Reserve for Obsolescence
Significant management judgment is required to determine the reserve for
obsolete or excess inventory. The Company currently considers inventory
quantities greater than a one-year supply based on current year activity as well
as any additional specifically identified inventory to be excess. The Company
also provides for the total value of inventories that are determined to be
obsolete based on criteria such as customer demand and changing technologies. At
June 30, 2008, and September 30, 2007, the inventory reserves for continuing
operations were $70 and $551, respectively. All remaining FCP inventory, $802,
has been fully reserved for. Changes in strategic direction, such as
discontinuance or expansion of product lines, changes in technology or changes
in market conditions, could result in significant changes in required reserves.
Goodwill
The Company evaluates the fair value and recoverability of the goodwill whenever
events or changes in circumstances indicate the carrying value of the asset may
not be recoverable or at least annually. In determining fair value and
recoverability, the Company makes projections regarding future cash flows. These
projections are based on assumptions and estimates of growth rates for the
related business segment, anticipated future economic conditions, and the
assignment of discount rates relative to risk associated with companies in
similar industries and estimates of terminal values. An impairment loss is
assessed and recognized in operating earnings when the fair value of the asset
is less than its carrying amount.
Income Taxes
The Company recognizes deferred tax assets and liabilities based on the
differences between the financial statement carrying amounts and the tax bases
of assets and liabilities. Currently, the Company has significant deferred tax
assets principally related to the carryforward of net operating losses. Deferred
tax assets are reviewed regularly for recoverability, and when necessary,
valuation allowances are established based on historical tax losses, projected
future taxable income, and expected timing of reversals of existing temporary
differences. Valuation allowances have been provided for all deferred tax
assets, as management makes assessments about the realizability of such deferred
tax assets. Changes in the Company's expectations could result in significant
adjustments to the valuation allowances, which would significantly impact the
Company's results of operations.
Forward Looking Information
The Company includes certain estimates, projections and other forward-looking
statements within the meaning of section 27A of the Securities Act of 1933 and
section 21E of the Securities Exchange Act of 1934 in its reports and in other
publicly available material. Statements regarding expectations, including
performance assumptions and estimates relating to capital requirements, as well
as other statements that are not historical facts, are forwarding-looking
statements.
These statements reflect management's judgments based on currently available
information and involve a number of risks and uncertainties that could cause
actual results to differ materially from those in the forward-looking
statements. With respect to these forward-looking statements, management has
made assumptions regarding, among other things, customer growth and retention,
pricing, operating costs and the economic environment.

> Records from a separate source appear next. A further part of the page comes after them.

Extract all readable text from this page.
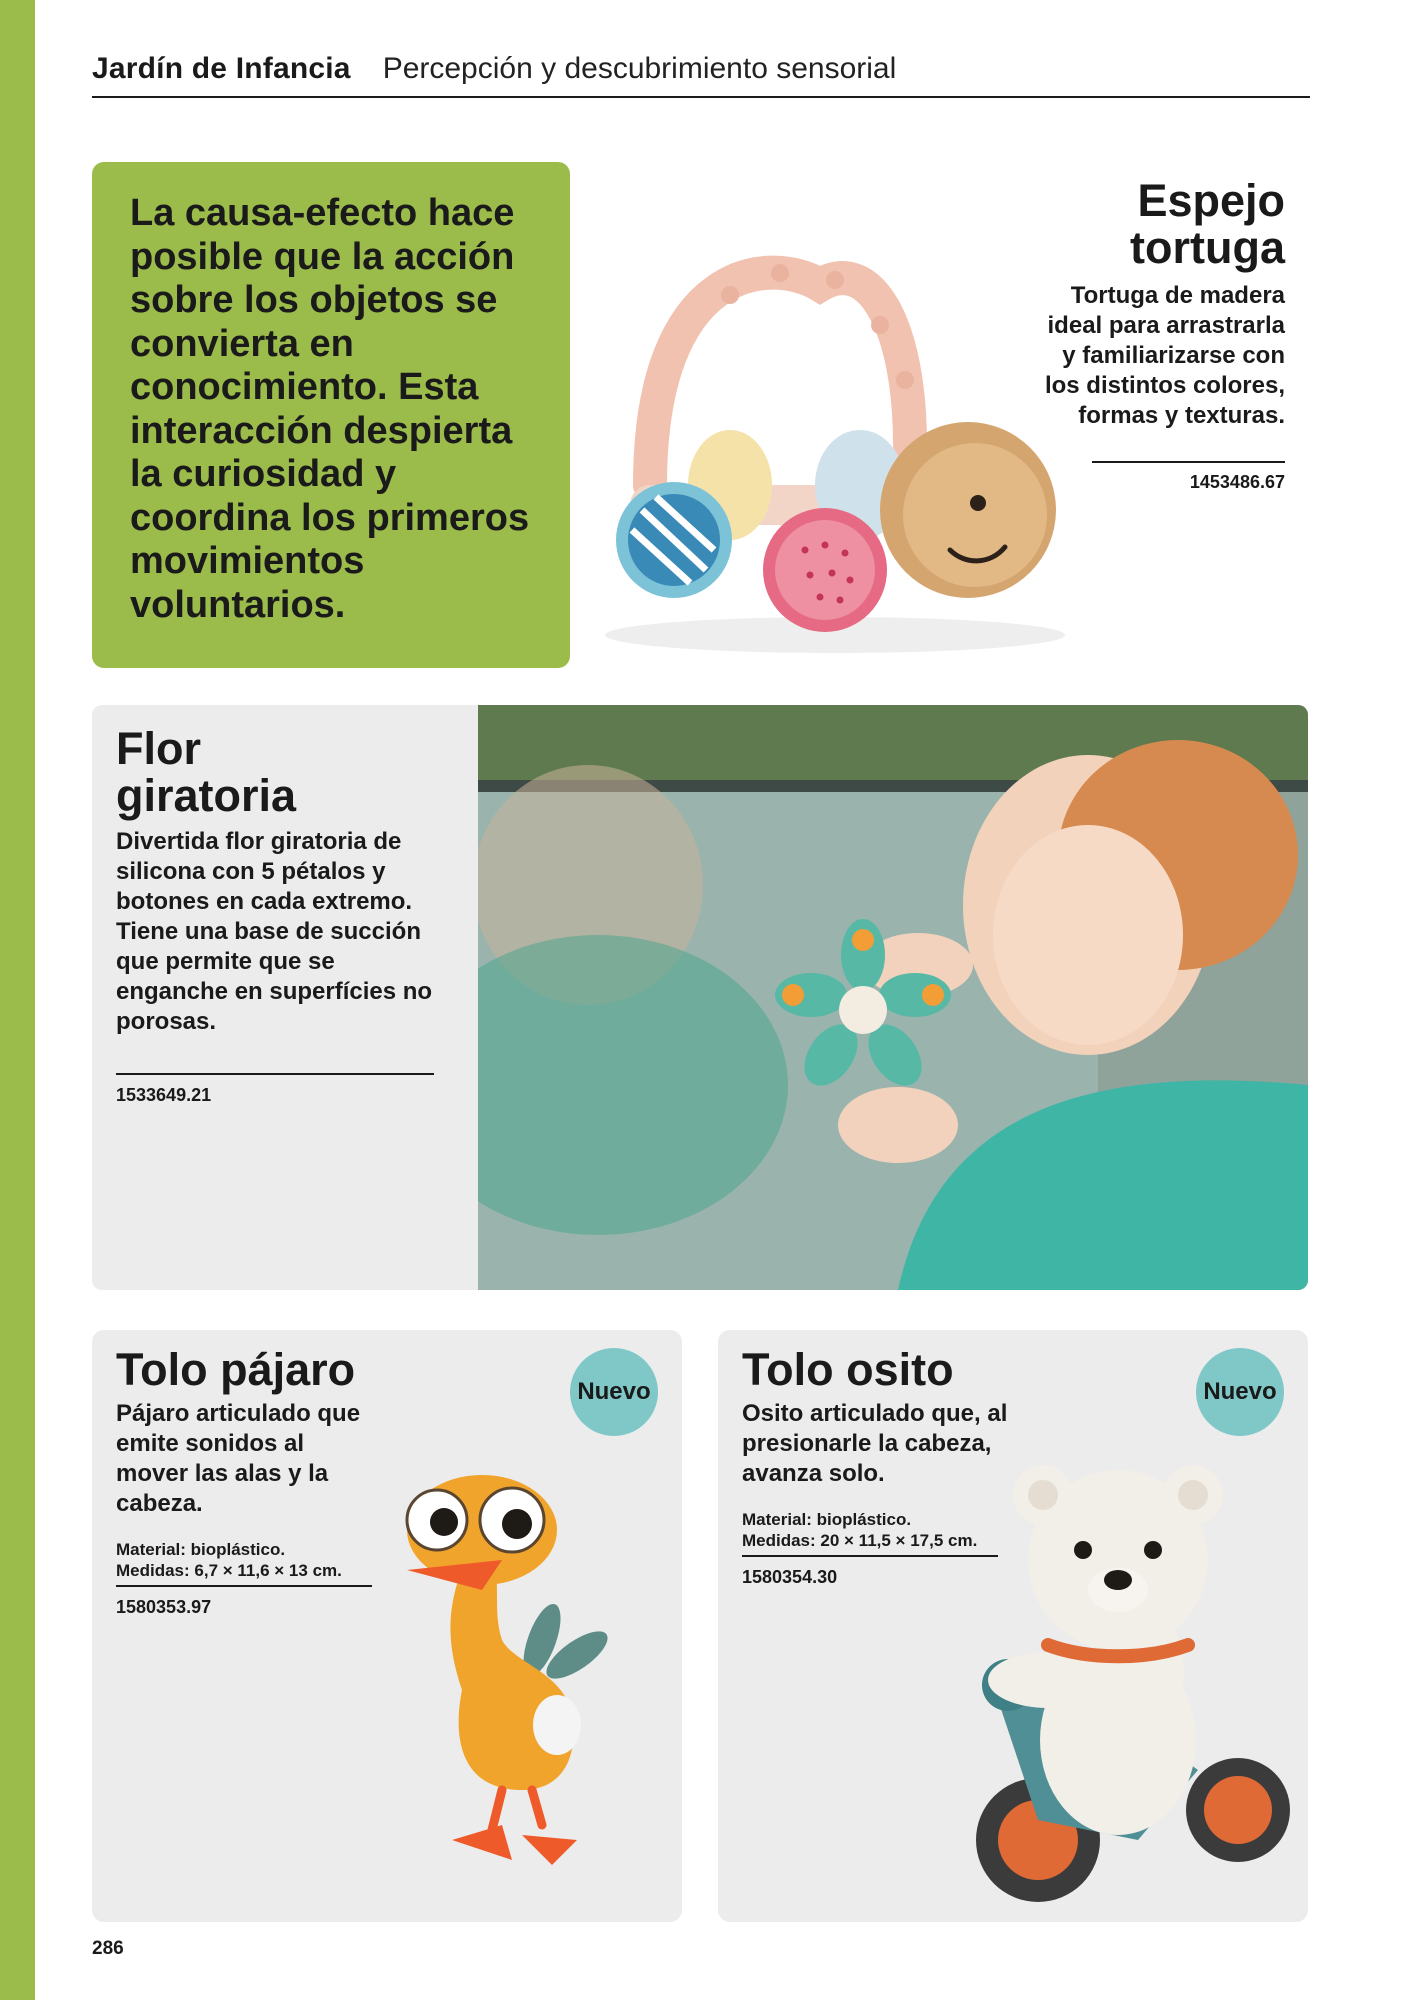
Jardín de Infancia Percepción y descubrimiento sensorial

La causa-efecto hace posible que la acción sobre los objetos se convierta en conocimiento. Esta interacción despierta la curiosidad y coordina los primeros movimientos voluntarios.

Espejo
tortuga
Tortuga de madera ideal para arrastrarla y familiarizarse con los distintos colores, formas y texturas.
1453486.67
Flor
giratoria
Divertida flor giratoria de silicona con 5 pétalos y botones en cada extremo. Tiene una base de succión que permite que se enganche en superfícies no porosas.
1533649.21
Tolo pájaro
Pájaro articulado que emite sonidos al mover las alas y la cabeza.
Material: bioplástico.
Medidas: 6,7 × 11,6 × 13 cm.
1580353.97
Nuevo Tolo osito
Osito articulado que, al presionarle la cabeza, avanza solo.
Material: bioplástico.
Medidas: 20 × 11,5 × 17,5 cm.
1580354.30
Nuevo
286
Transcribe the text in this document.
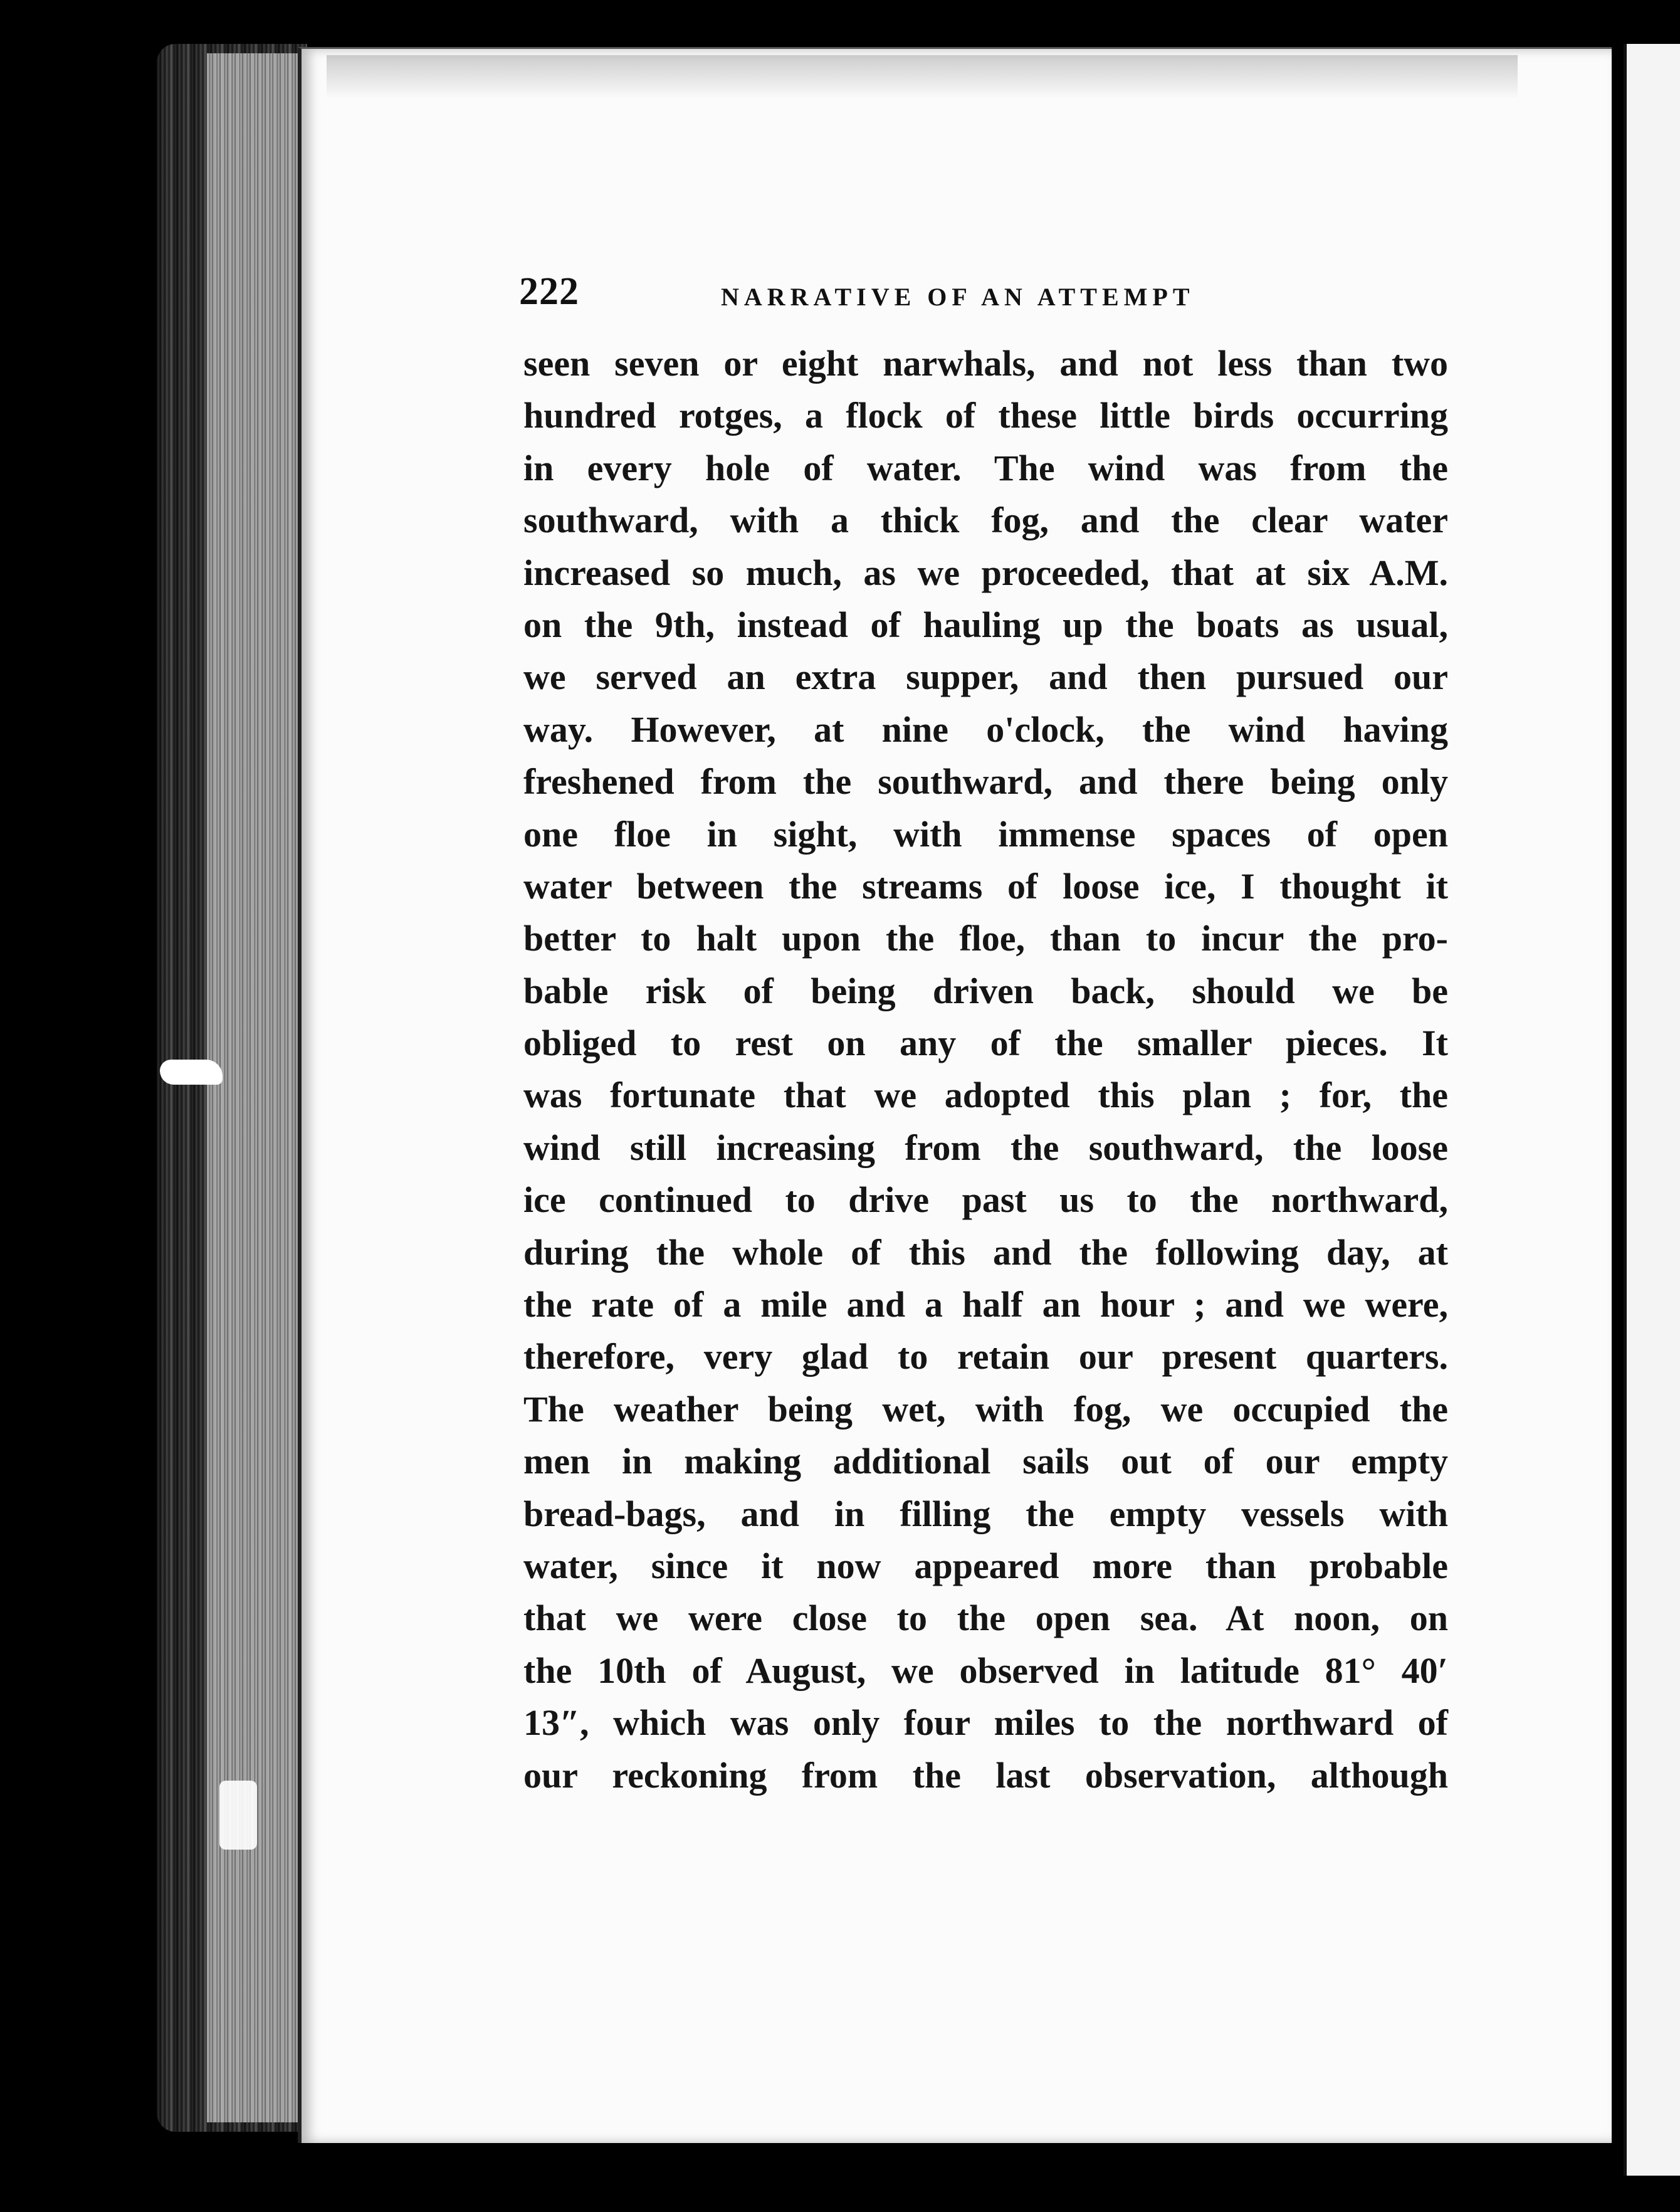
222	NARRATIVE OF AN ATTEMPT
seen seven or eight narwhals, and not less than two
hundred rotges, a flock of these little birds occurring
in every hole of water. The wind was from the
southward, with a thick fog, and the clear water
increased so much, as we proceeded, that at six A.M.
on the 9th, instead of hauling up the boats as usual,
we served an extra supper, and then pursued our
way. However, at nine o'clock, the wind having
freshened from the southward, and there being only
one floe in sight, with immense spaces of open
water between the streams of loose ice, I thought it
better to halt upon the floe, than to incur the pro-
bable risk of being driven back, should we be
obliged to rest on any of the smaller pieces. It
was fortunate that we adopted this plan ; for, the
wind still increasing from the southward, the loose
ice continued to drive past us to the northward,
during the whole of this and the following day, at
the rate of a mile and a half an hour ; and we were,
therefore, very glad to retain our present quarters.
The weather being wet, with fog, we occupied the
men in making additional sails out of our empty
bread-bags, and in filling the empty vessels with
water, since it now appeared more than probable
that we were close to the open sea. At noon, on
the 10th of August, we observed in latitude 81° 40′
13″, which was only four miles to the northward of
our reckoning from the last observation, although
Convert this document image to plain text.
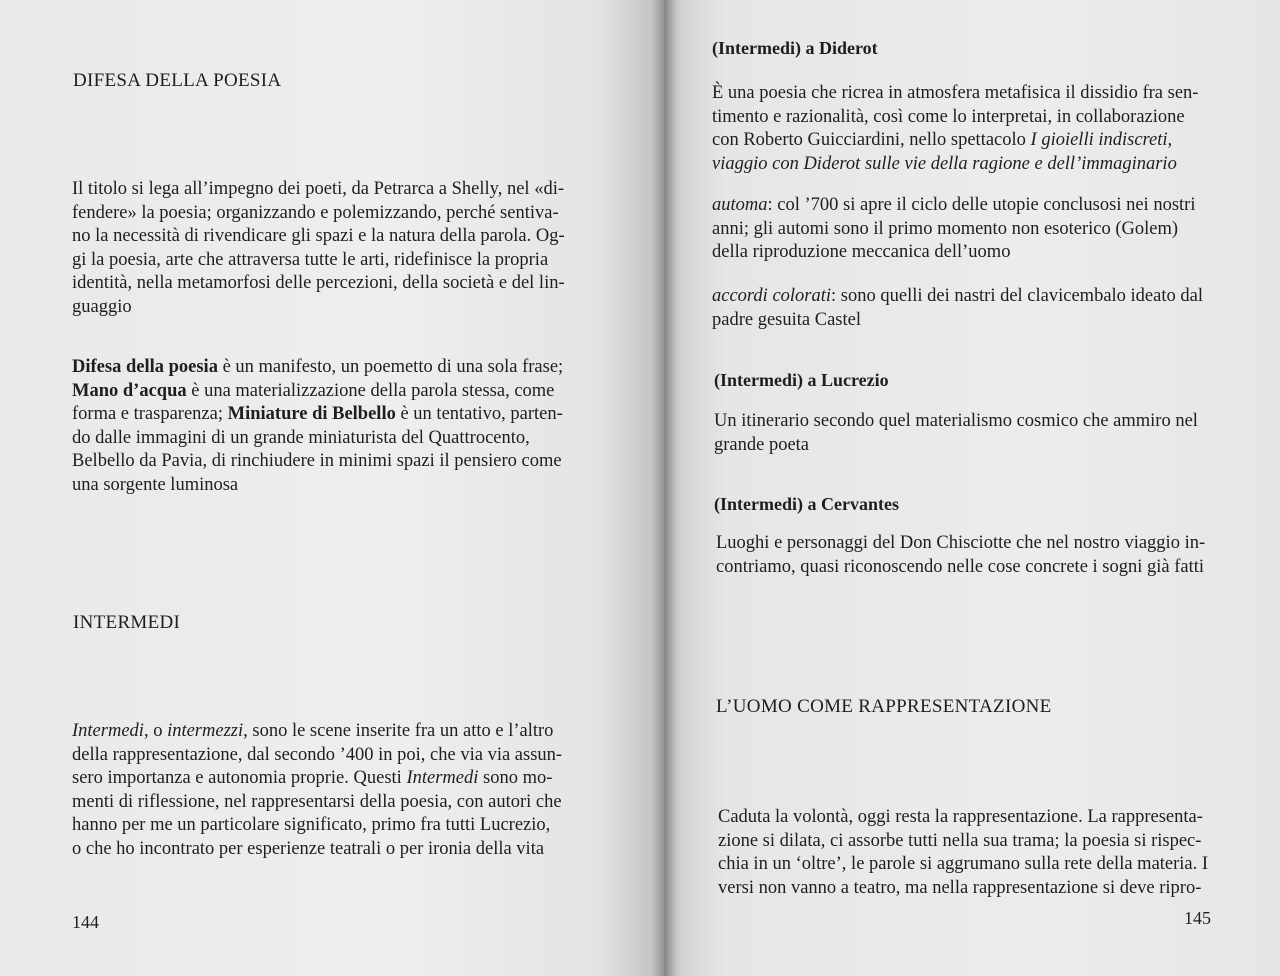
DIFESA DELLA POESIA

Il titolo si lega all’impegno dei poeti, da Petrarca a Shelly, nel «di-
fendere» la poesia; organizzando e polemizzando, perché sentiva-
no la necessità di rivendicare gli spazi e la natura della parola. Og-
gi la poesia, arte che attraversa tutte le arti, ridefinisce la propria
identità, nella metamorfosi delle percezioni, della società e del lin-
guaggio

Difesa della poesia è un manifesto, un poemetto di una sola frase;
Mano d’acqua è una materializzazione della parola stessa, come
forma e trasparenza; Miniature di Belbello è un tentativo, parten-
do dalle immagini di un grande miniaturista del Quattrocento,
Belbello da Pavia, di rinchiudere in minimi spazi il pensiero come
una sorgente luminosa

INTERMEDI

Intermedi, o intermezzi, sono le scene inserite fra un atto e l’altro
della rappresentazione, dal secondo ’400 in poi, che via via assun-
sero importanza e autonomia proprie. Questi Intermedi sono mo-
menti di riflessione, nel rappresentarsi della poesia, con autori che
hanno per me un particolare significato, primo fra tutti Lucrezio,
o che ho incontrato per esperienze teatrali o per ironia della vita

144

(Intermedi) a Diderot

È una poesia che ricrea in atmosfera metafisica il dissidio fra sen-
timento e razionalità, così come lo interpretai, in collaborazione
con Roberto Guicciardini, nello spettacolo I gioielli indiscreti,
viaggio con Diderot sulle vie della ragione e dell’immaginario

automa: col ’700 si apre il ciclo delle utopie conclusosi nei nostri
anni; gli automi sono il primo momento non esoterico (Golem)
della riproduzione meccanica dell’uomo

accordi colorati: sono quelli dei nastri del clavicembalo ideato dal
padre gesuita Castel

(Intermedi) a Lucrezio

Un itinerario secondo quel materialismo cosmico che ammiro nel
grande poeta

(Intermedi) a Cervantes

Luoghi e personaggi del Don Chisciotte che nel nostro viaggio in-
contriamo, quasi riconoscendo nelle cose concrete i sogni già fatti

L’UOMO COME RAPPRESENTAZIONE

Caduta la volontà, oggi resta la rappresentazione. La rappresenta-
zione si dilata, ci assorbe tutti nella sua trama; la poesia si rispec-
chia in un ‘oltre’, le parole si aggrumano sulla rete della materia. I
versi non vanno a teatro, ma nella rappresentazione si deve ripro-

145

The words "estimate", "project", "intend", "expect", "believe", "target" and similar expressions are intended to identify forward-looking statements. Forward-looking statements are found throughout Management's Discussion and Analysis. The reader should not place undue reliance on forward-looking statements, which speak only as of the date of this report. The Company is not obligated to and expressly disclaims any obligation to publicly release any revisions to forward-looking statements to reflect events after the date of this report or unforeseen events. Other risks and uncertainties are discussed in Exhibit 99 to the Company's Annual Report on Form 10-K for the fiscal year ended September 30, 2007 which is hereby incorporated by reference.